A numerical study of aerosol effects on cloud microphysical processes of hailstorm clouds

Abstract

The Regional Atmospheric Modeling System (RAMS) was used to investigate the effects of varied cloud condensation nuclei (CCN) concentrations on microphysical processes of spring hailstorm clouds in a semiarid region of China. The comparison between the model analyses and the observations reveals that the simulation generally performed well in forecasting the precipitation, the pressure field, and the radar reflectivity. The simulation result shows that the variation of aerosol concentrations had significant effects on the cloud microphysical processes, as well as on hail precipitation at the surface.
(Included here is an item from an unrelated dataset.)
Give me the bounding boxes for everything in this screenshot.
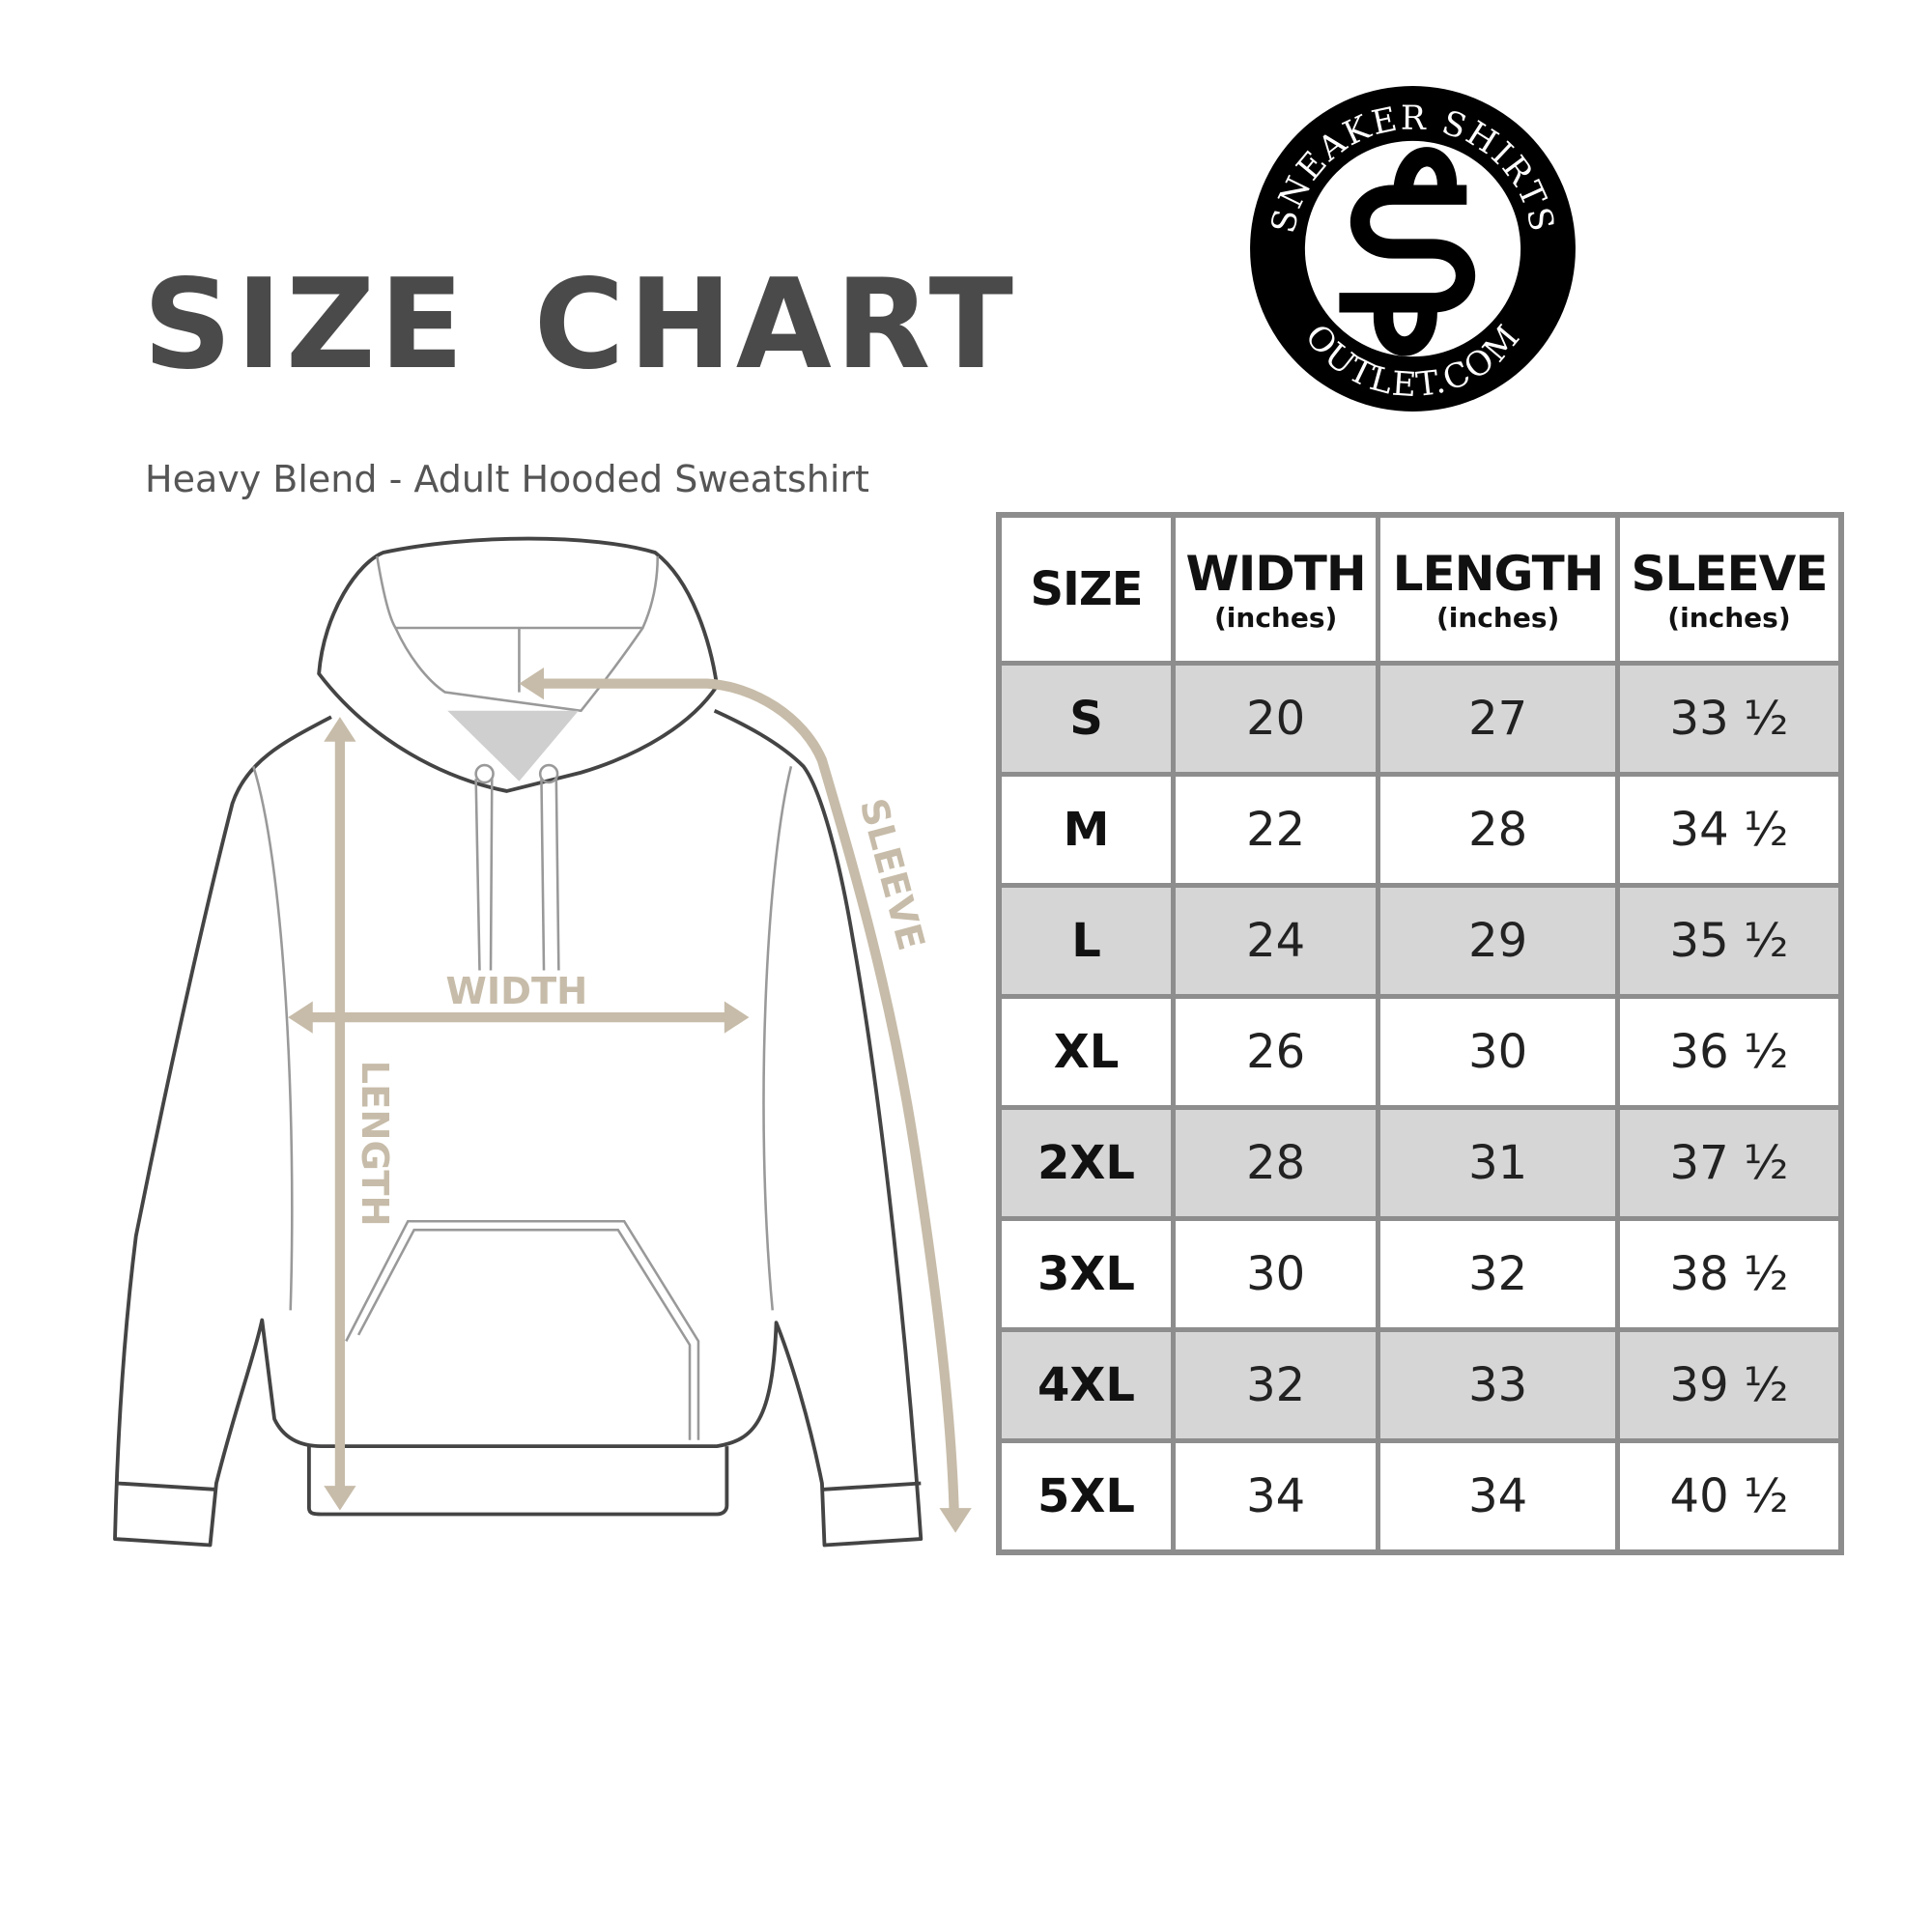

As CCN concentrations increased, mixing ratios of small liquid particles (i.e., cloud1) increased, while that of large liquid particles (i.e., cloud2 and rain) decreased; mixing ratios of small ice-phase particles (i.e., pristine ice and snow) decreased, while that of the large ice-phase hydrometeor particles (i.e., aggregates and graupel) increased. The number concentration, mixing ratio, and melting mixing ratio of hail tended to decrease, but the mean diameter of hail increased with greater CCN concentrations. The surface precipitation of hail in polluted clouds was greater than that in clean clouds and heavily polluted clouds. In this simulation, the relative contributions of hydrometeor particles to hail varied with different CCN backgrounds. Higher CCN concentrations resulted in the decrease in the contribution of cloud1 to hail formation, while aggregates made more of a contribution to hail generation. The addition of CCN concentrations led to the decrease of total surface accumulated precipitation. However, the contribution of ice-phase precipitation to the total precipitation increased with greater CCN concentrations.